In Summer 2005, Health Minister Lord Warner announced improvements to England's ambulance service. The changes are set to revolutionise the way in which ambulances deliver care across the country and build on the significant advances already made over recent years.
A number of changes that patients can expect to see over the next five years were outlined:
Faster response times to save more lives - Improved technology and information, re-organisation of ambulance trusts and call-centres, and streamlining of response time targets and call categories will mean that ambulances can concentrate on reaching the most urgent cases where every second counts. This will save more lives. The Category A response time for life threatening conditions will be measured from when the call is connected to avoid differences in measurement.
Better advice over the phone - non-urgent callers to 999 will be offered more advice over the phone and provided with the most appropriate local service that best meets their needs. This could be a referral to GP services, in or out of hours, or an emergency nurse service. This will give patients the best care for their condition and help them avoid an unnecessary visit to A&E. Ambulance services will work with other NHS services to ensure the right action in the right time.
More care in the home - Ambulance staff will be trained and equipped to carry out and interpret more diagnostic tests and undertake basic procedures in the home. They will also be able to refer patients to social care services, directly admit patients to specialist units, and prescribe a wider range of medications. This will be of particular benefit to patients in rural areas or with mobility problems.
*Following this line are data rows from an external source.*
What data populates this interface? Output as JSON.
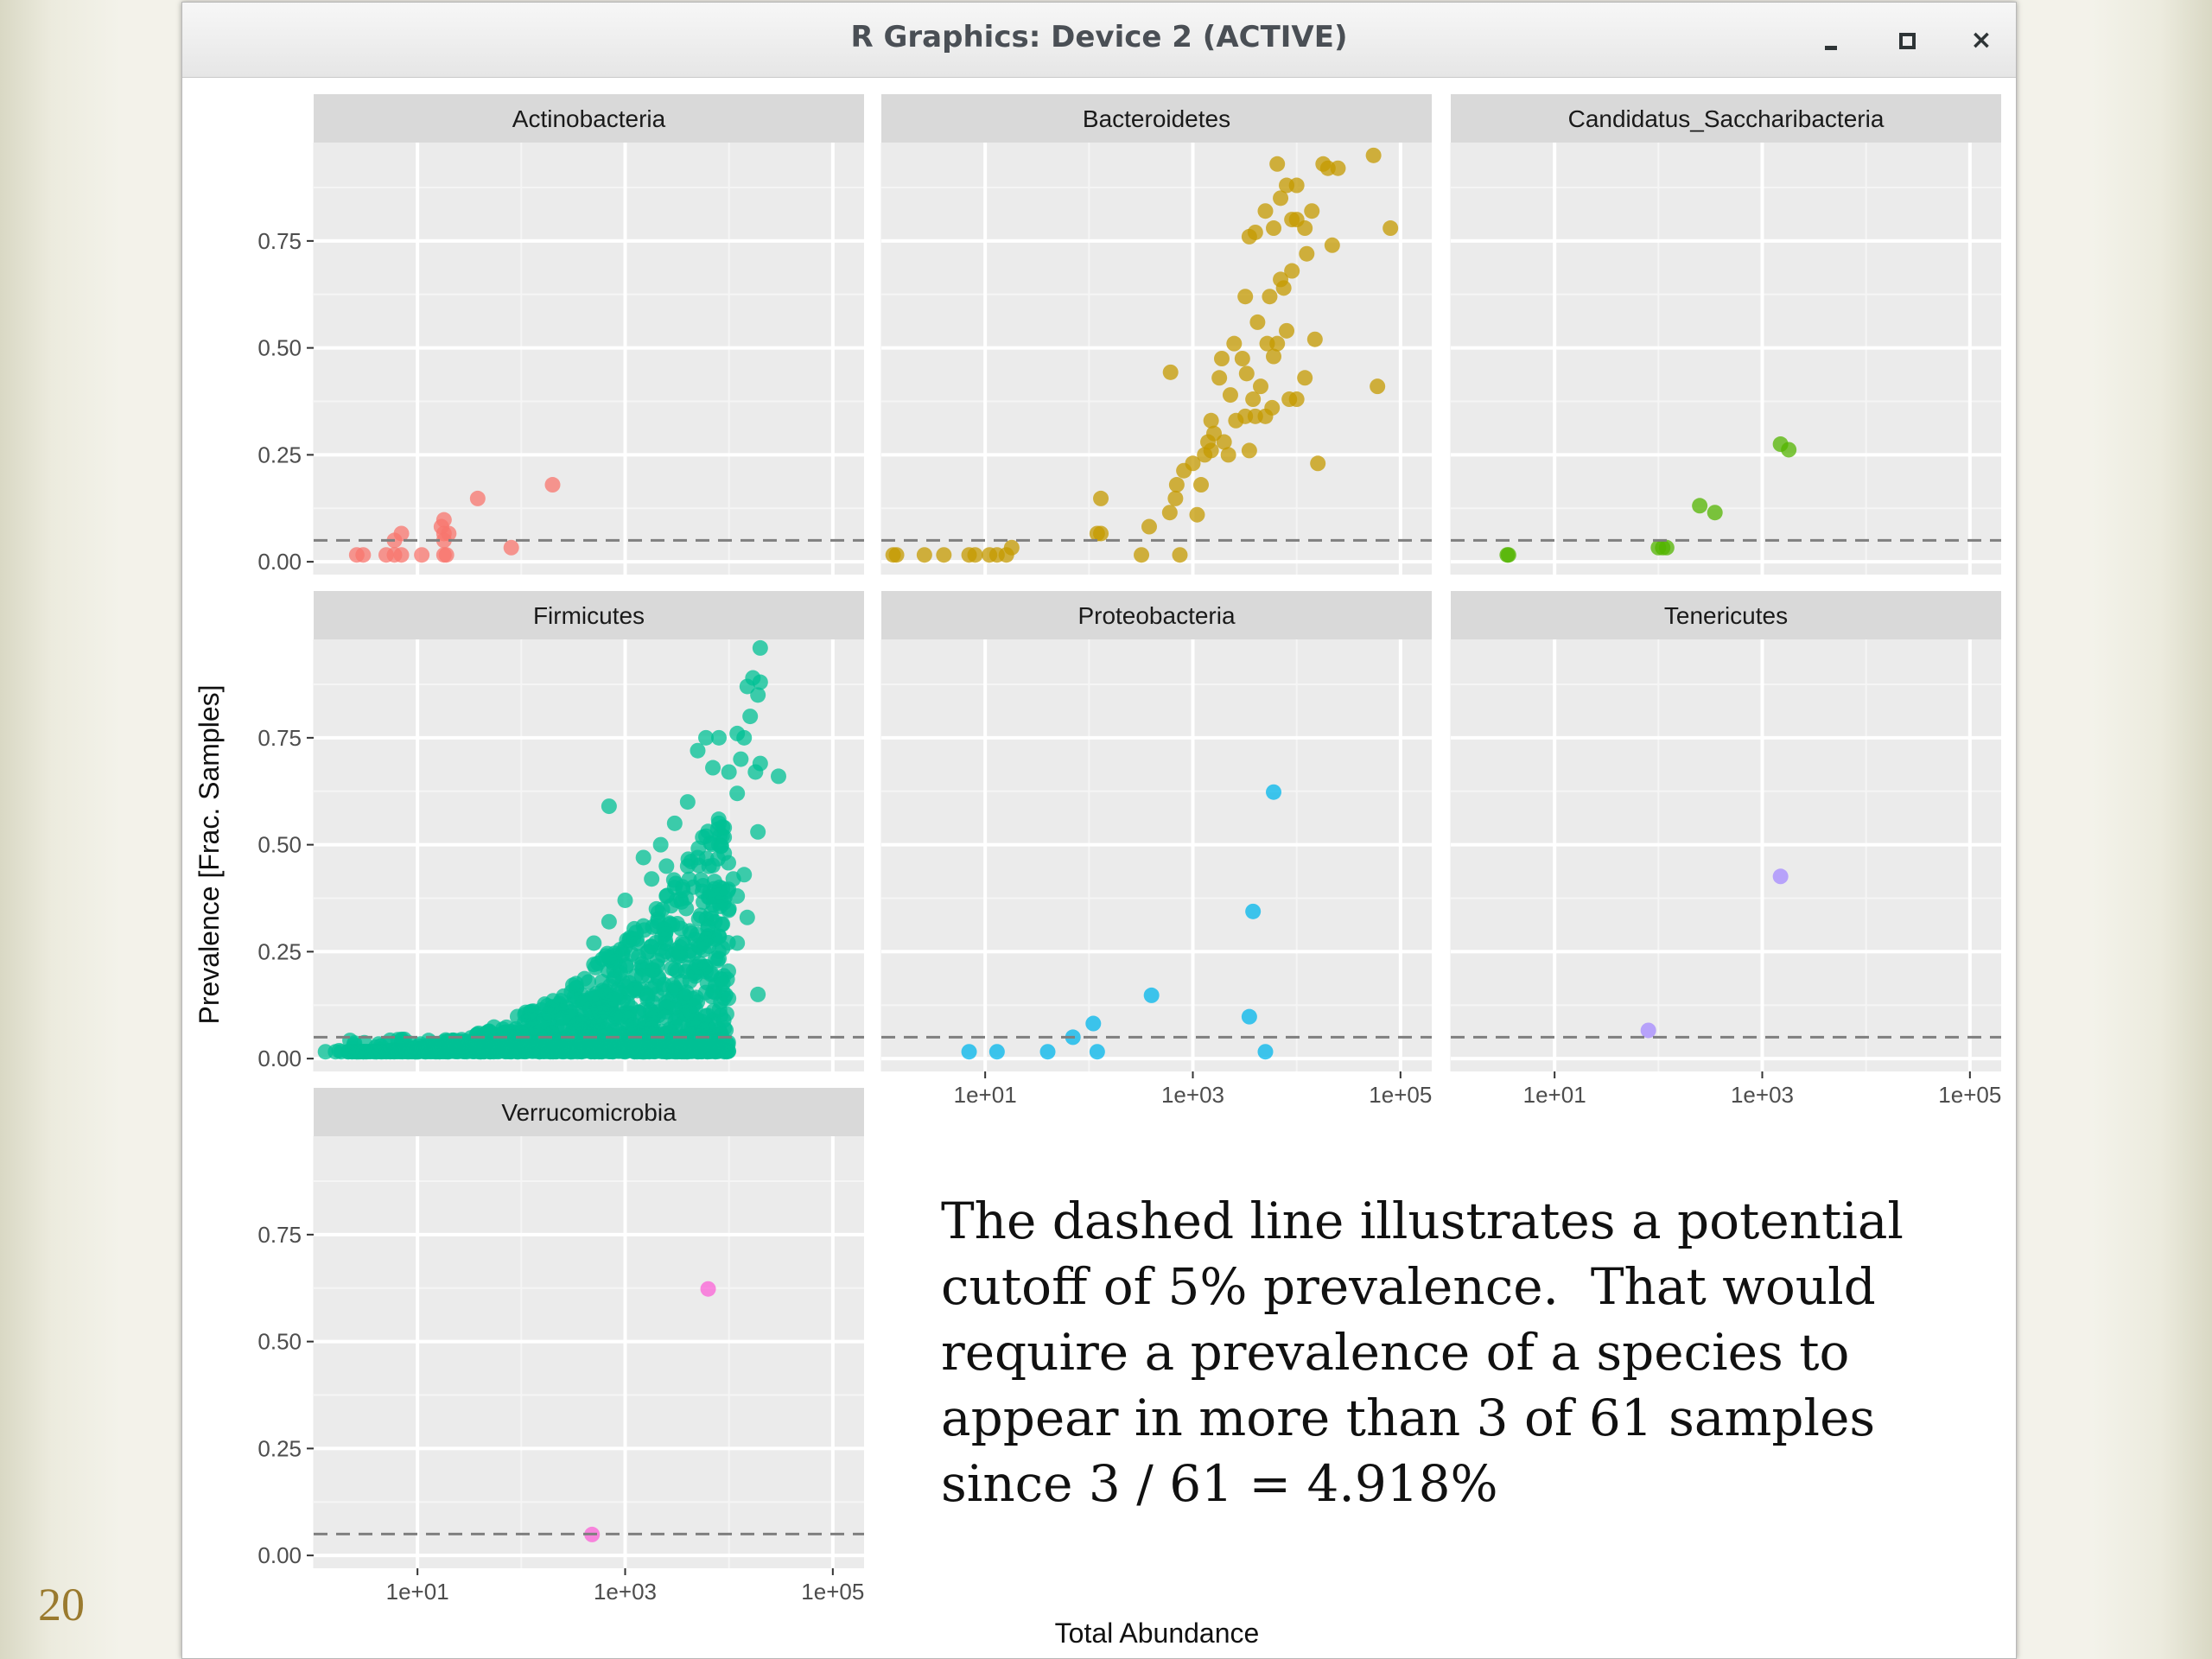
{
  "slide": {
    "number": "20"
  },
  "window": {
    "title": "R Graphics: Device 2 (ACTIVE)",
    "controls": [
      "minimize",
      "maximize",
      "close"
    ],
    "close_glyph": "×"
  },
  "caption": "The dashed line illustrates a potential\ncutoff of 5% prevalence.  That would\nrequire a prevalence of a species to\nappear in more than 3 of 61 samples\nsince 3 / 61 = 4.918%",
  "chart_data": {
    "type": "scatter",
    "facet_layout": "wrap, 3 columns",
    "xlabel": "Total Abundance",
    "ylabel": "Prevalence [Frac. Samples]",
    "x_scale": "log10",
    "xlim": [
      1,
      200000
    ],
    "ylim": [
      -0.03,
      0.98
    ],
    "x_ticks": [
      10,
      1000,
      100000
    ],
    "x_tick_labels": [
      "1e+01",
      "1e+03",
      "1e+05"
    ],
    "y_ticks": [
      0,
      0.25,
      0.5,
      0.75
    ],
    "y_tick_labels": [
      "0.00",
      "0.25",
      "0.50",
      "0.75"
    ],
    "cutoff": 0.05,
    "cutoff_style": "dashed",
    "grid": true,
    "panels": [
      {
        "name": "Actinobacteria",
        "color": "#f8766d",
        "points": [
          [
            2.6,
            0.016
          ],
          [
            3.0,
            0.016
          ],
          [
            5,
            0.016
          ],
          [
            6,
            0.016
          ],
          [
            7,
            0.016
          ],
          [
            11,
            0.016
          ],
          [
            18,
            0.016
          ],
          [
            19,
            0.016
          ],
          [
            6,
            0.05
          ],
          [
            7,
            0.066
          ],
          [
            18,
            0.05
          ],
          [
            18,
            0.066
          ],
          [
            17,
            0.082
          ],
          [
            20,
            0.066
          ],
          [
            18,
            0.098
          ],
          [
            38,
            0.148
          ],
          [
            80,
            0.033
          ],
          [
            200,
            0.18
          ]
        ]
      },
      {
        "name": "Bacteroidetes",
        "color": "#c49a00",
        "points": [
          [
            1.3,
            0.016
          ],
          [
            1.4,
            0.016
          ],
          [
            2.6,
            0.016
          ],
          [
            4,
            0.016
          ],
          [
            7,
            0.016
          ],
          [
            8,
            0.016
          ],
          [
            11,
            0.016
          ],
          [
            13,
            0.016
          ],
          [
            16,
            0.016
          ],
          [
            18,
            0.033
          ],
          [
            120,
            0.066
          ],
          [
            130,
            0.066
          ],
          [
            130,
            0.148
          ],
          [
            320,
            0.016
          ],
          [
            380,
            0.082
          ],
          [
            750,
            0.016
          ],
          [
            610,
            0.443
          ],
          [
            600,
            0.115
          ],
          [
            680,
            0.148
          ],
          [
            700,
            0.18
          ],
          [
            820,
            0.213
          ],
          [
            1000,
            0.23
          ],
          [
            1100,
            0.11
          ],
          [
            1200,
            0.18
          ],
          [
            1300,
            0.25
          ],
          [
            1400,
            0.28
          ],
          [
            1500,
            0.33
          ],
          [
            1600,
            0.3
          ],
          [
            1500,
            0.26
          ],
          [
            2000,
            0.28
          ],
          [
            2200,
            0.25
          ],
          [
            1800,
            0.43
          ],
          [
            1900,
            0.475
          ],
          [
            2300,
            0.39
          ],
          [
            2600,
            0.33
          ],
          [
            2500,
            0.51
          ],
          [
            3000,
            0.475
          ],
          [
            3200,
            0.34
          ],
          [
            3300,
            0.44
          ],
          [
            3500,
            0.26
          ],
          [
            3800,
            0.38
          ],
          [
            4000,
            0.34
          ],
          [
            4200,
            0.56
          ],
          [
            4500,
            0.41
          ],
          [
            5000,
            0.34
          ],
          [
            5200,
            0.51
          ],
          [
            5500,
            0.62
          ],
          [
            5800,
            0.36
          ],
          [
            6000,
            0.48
          ],
          [
            6500,
            0.51
          ],
          [
            7000,
            0.66
          ],
          [
            7500,
            0.64
          ],
          [
            8000,
            0.54
          ],
          [
            8500,
            0.38
          ],
          [
            9000,
            0.68
          ],
          [
            3200,
            0.62
          ],
          [
            3500,
            0.76
          ],
          [
            4000,
            0.77
          ],
          [
            5000,
            0.82
          ],
          [
            6000,
            0.78
          ],
          [
            7000,
            0.85
          ],
          [
            8000,
            0.88
          ],
          [
            9000,
            0.8
          ],
          [
            10000,
            0.8
          ],
          [
            12000,
            0.78
          ],
          [
            12500,
            0.72
          ],
          [
            6500,
            0.93
          ],
          [
            10000,
            0.88
          ],
          [
            14000,
            0.82
          ],
          [
            15000,
            0.52
          ],
          [
            16000,
            0.23
          ],
          [
            18000,
            0.93
          ],
          [
            20000,
            0.92
          ],
          [
            22000,
            0.74
          ],
          [
            25000,
            0.92
          ],
          [
            55000,
            0.95
          ],
          [
            60000,
            0.41
          ],
          [
            80000,
            0.78
          ],
          [
            10000,
            0.38
          ],
          [
            12000,
            0.43
          ]
        ]
      },
      {
        "name": "Candidatus_Saccharibacteria",
        "color": "#53b400",
        "points": [
          [
            3.5,
            0.016
          ],
          [
            3.6,
            0.016
          ],
          [
            100,
            0.033
          ],
          [
            110,
            0.033
          ],
          [
            120,
            0.033
          ],
          [
            250,
            0.131
          ],
          [
            350,
            0.115
          ],
          [
            1500,
            0.275
          ],
          [
            1800,
            0.262
          ]
        ]
      },
      {
        "name": "Firmicutes",
        "color": "#00c094",
        "dense_cloud": {
          "x_range": [
            1.5,
            10000
          ],
          "y_range": [
            0.0,
            0.6
          ],
          "approx_points": 1500
        },
        "points": [
          [
            1.3,
            0.016
          ],
          [
            2.6,
            0.016
          ],
          [
            3,
            0.016
          ],
          [
            4,
            0.016
          ],
          [
            5,
            0.016
          ],
          [
            6,
            0.016
          ],
          [
            8,
            0.016
          ],
          [
            10,
            0.016
          ],
          [
            12,
            0.016
          ],
          [
            15,
            0.016
          ],
          [
            20,
            0.016
          ],
          [
            30,
            0.016
          ],
          [
            50,
            0.016
          ],
          [
            80,
            0.016
          ],
          [
            150,
            0.016
          ],
          [
            300,
            0.016
          ],
          [
            600,
            0.016
          ],
          [
            1000,
            0.016
          ],
          [
            1500,
            0.016
          ],
          [
            2500,
            0.016
          ],
          [
            4000,
            0.016
          ],
          [
            5000,
            0.016
          ],
          [
            30000,
            0.66
          ],
          [
            19000,
            0.85
          ],
          [
            18000,
            0.67
          ],
          [
            12000,
            0.76
          ],
          [
            16000,
            0.8
          ],
          [
            14000,
            0.75
          ],
          [
            8000,
            0.75
          ],
          [
            6000,
            0.75
          ],
          [
            5000,
            0.72
          ],
          [
            7000,
            0.68
          ],
          [
            10000,
            0.67
          ],
          [
            13000,
            0.7
          ],
          [
            20000,
            0.69
          ],
          [
            20000,
            0.96
          ],
          [
            20000,
            0.88
          ],
          [
            17000,
            0.89
          ],
          [
            15000,
            0.87
          ],
          [
            12000,
            0.62
          ],
          [
            19000,
            0.53
          ],
          [
            9000,
            0.54
          ],
          [
            8000,
            0.55
          ],
          [
            4000,
            0.6
          ],
          [
            700,
            0.59
          ],
          [
            14000,
            0.43
          ],
          [
            12000,
            0.38
          ],
          [
            15000,
            0.33
          ],
          [
            19000,
            0.15
          ],
          [
            12000,
            0.27
          ],
          [
            10000,
            0.35
          ],
          [
            11000,
            0.42
          ],
          [
            9000,
            0.48
          ],
          [
            8000,
            0.5
          ],
          [
            6000,
            0.52
          ],
          [
            5000,
            0.47
          ],
          [
            4000,
            0.45
          ],
          [
            3000,
            0.4
          ],
          [
            2500,
            0.38
          ],
          [
            2000,
            0.35
          ],
          [
            1500,
            0.31
          ],
          [
            1200,
            0.28
          ],
          [
            1000,
            0.26
          ],
          [
            900,
            0.2
          ],
          [
            800,
            0.24
          ],
          [
            600,
            0.18
          ],
          [
            500,
            0.22
          ],
          [
            400,
            0.13
          ],
          [
            300,
            0.1
          ],
          [
            200,
            0.12
          ],
          [
            150,
            0.08
          ],
          [
            100,
            0.06
          ],
          [
            80,
            0.05
          ],
          [
            60,
            0.04
          ],
          [
            50,
            0.035
          ],
          [
            40,
            0.03
          ],
          [
            3500,
            0.18
          ],
          [
            6000,
            0.28
          ],
          [
            7000,
            0.38
          ],
          [
            2500,
            0.45
          ],
          [
            1800,
            0.42
          ],
          [
            2200,
            0.5
          ],
          [
            3000,
            0.55
          ],
          [
            1500,
            0.47
          ],
          [
            1000,
            0.37
          ],
          [
            700,
            0.32
          ],
          [
            500,
            0.27
          ],
          [
            6000,
            0.1
          ],
          [
            4500,
            0.14
          ],
          [
            3500,
            0.08
          ],
          [
            2500,
            0.12
          ],
          [
            1800,
            0.07
          ],
          [
            1200,
            0.16
          ],
          [
            800,
            0.1
          ],
          [
            600,
            0.12
          ]
        ]
      },
      {
        "name": "Proteobacteria",
        "color": "#00b6eb",
        "points": [
          [
            7,
            0.016
          ],
          [
            13,
            0.016
          ],
          [
            40,
            0.016
          ],
          [
            120,
            0.016
          ],
          [
            5000,
            0.016
          ],
          [
            70,
            0.05
          ],
          [
            110,
            0.082
          ],
          [
            400,
            0.148
          ],
          [
            3500,
            0.098
          ],
          [
            3800,
            0.344
          ],
          [
            6000,
            0.623
          ]
        ]
      },
      {
        "name": "Tenericutes",
        "color": "#a58aff",
        "points": [
          [
            80,
            0.066
          ],
          [
            1500,
            0.426
          ]
        ]
      },
      {
        "name": "Verrucomicrobia",
        "color": "#fb61d7",
        "points": [
          [
            480,
            0.049
          ],
          [
            6300,
            0.623
          ]
        ]
      }
    ]
  }
}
More treatment at the scene - More patients with urgent, but not life-threatening, conditions will be treated at home rather than being taken to hospital. This could benefit, for example, older people who have had a fall and suffered cuts, bruises or other minor injuries and would prefer not to leave their home for treatment. At least one million people currently taken to A&E every year could be treated at the scene.
Home visits for better health - Ambulance staff will undertake routine assessments of patients with long-term conditions in their homes, in partnership with GP and nursing teams. This will help people with such conditions better manage their own health and avoid unnecessary visits to hospital.
Assisting all of these changes is an increase in the number of Emergency Care Practitioners (ECPs) across the country. ECPs are a new type of health professional, largely but not exclusively paramedics with extended training. They have greater assessment and examination skills and more training for the treatment of minor injuries and illnesses. ECPs are also trained in the management of long-term conditions.
There are currently more than 600 ECPs working in England. The Department of Health will work with Strategic Health Authorities and ambulance trusts to significantly increase the number of ECPs to help deliver these changes. It will also ensure that the training and education of other ambulance clinicians is reviewed to ensure that they can best meet patient needs.
The review outlines the potential for efficiency savings that could be made to free-up resources for greater investment in the training and recruitment of front-line and control room staff.